The recent market rally has been led by a resurgence in large-cap NASDAQ stocks. This leadership has become overly extended, as evidenced by the rising divergence between their relative performance and the 10-year Treasury yield. A detailed factor and sector performance analysis reveals an underlying trend in favor of cyclical exposure.
Growth leadership
Make no mistake, the latest rally is a bullish revival. The only question is the nature of the leadership. A review of relative performance shows defensive sectors to all in relative downtrends, with the exception of real estate, indicating that the bulls have control of the tape.
The relative performance of growth sectors have all rebounded strongly in 2023.
By contrast, value sector leadership have faded, with the exception of the cyclically sensitive equal-weighted consumer discretionary stocks.
Signs of cyclical strength
A review of the value/growth relationship by market cap tells a different story. While growth has been dominant against value among large caps in 2023, they were largely flat among small caps. In other words, the growth rebound has been concentrated in a narrow leadership of just a few FANG+ names.
A more detailed analysis shows a picture of underlying strength among cyclical stocks. The relative performance of key selected cyclical industries are strong.
A review of the difference in relative performance between large and small cap industrial stocks tells a similar story. While large cap industrial relative returns sagged in 2023, the small cap industrial stocks remain in a relative uptrend.

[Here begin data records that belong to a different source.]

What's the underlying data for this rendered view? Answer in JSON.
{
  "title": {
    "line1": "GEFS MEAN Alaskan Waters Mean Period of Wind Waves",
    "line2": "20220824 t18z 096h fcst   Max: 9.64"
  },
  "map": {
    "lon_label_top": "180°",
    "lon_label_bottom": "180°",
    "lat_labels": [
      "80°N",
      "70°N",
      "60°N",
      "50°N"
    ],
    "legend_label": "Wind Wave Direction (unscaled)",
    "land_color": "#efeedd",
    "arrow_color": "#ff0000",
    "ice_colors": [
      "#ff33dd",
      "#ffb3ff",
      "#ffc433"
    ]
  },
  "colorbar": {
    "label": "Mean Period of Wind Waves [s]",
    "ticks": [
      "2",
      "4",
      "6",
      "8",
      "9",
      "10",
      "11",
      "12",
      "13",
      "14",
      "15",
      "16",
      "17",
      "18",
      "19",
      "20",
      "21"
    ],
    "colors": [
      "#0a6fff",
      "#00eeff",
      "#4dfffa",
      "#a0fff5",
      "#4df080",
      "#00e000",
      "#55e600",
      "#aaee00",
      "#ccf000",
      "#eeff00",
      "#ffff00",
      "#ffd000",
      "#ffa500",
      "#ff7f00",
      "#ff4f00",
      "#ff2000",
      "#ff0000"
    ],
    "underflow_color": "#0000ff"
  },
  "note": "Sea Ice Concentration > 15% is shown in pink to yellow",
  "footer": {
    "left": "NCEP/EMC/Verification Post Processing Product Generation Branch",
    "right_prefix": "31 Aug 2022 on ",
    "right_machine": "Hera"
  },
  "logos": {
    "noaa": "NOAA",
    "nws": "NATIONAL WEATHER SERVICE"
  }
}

A similar pattern of small cap relative strength can be seen in the materials sector.
Consumer discretionary is another cyclically sensitive sector. In this case, both large and small caps are exhibiting positive relative strength.
In conclusion, the recent rebound in the US equity market has been led by a narrow leadership of large-cap growth stocks. The relative breadth of NASDAQ 100 stocks (bottom two panels) are weak. A more detailed analysis shows underlying strength in cyclical sectors and industries, which is where investors should concentrate their exposure.
Last week the December 2023 Fed Funds Futures soared 0.5% to 5% a new high. That is a likely growth rally killer.
Sorry to argue fuindamentals here (grin) If all the cyclicals are rallying, this suggests a cyclical upswing no? Tech usually does well in a cyclical upswing.
Does NOT necessarily apply to the large cap techs. They all have problems of their own. But the whole “unprofitable tech” and the tech parts of ARKK would seem to fit the “cyclical” bill.
Wondering if you have had a look at that or the GS or MS “non profitable tech indexes GSXUNPTC MSXXUPT. The individual stocks have been behaving well lately – often going up on fairly tepid earnings results.
This is a case of the technials clashing with the fundamentals. My base case is still a rally now and another bearish episode later this year.
Remember the “Party now, pay later” post?
We could be looking at a rare double-dip recession here.
Agree with the 1980-82 analogue. Thanks.
Cam, could you give a few ETF examples that fit the small cap cyclical stock areas?
Thanks
Could you go into more detail about the double-dip recession scenario for the current era, thanks.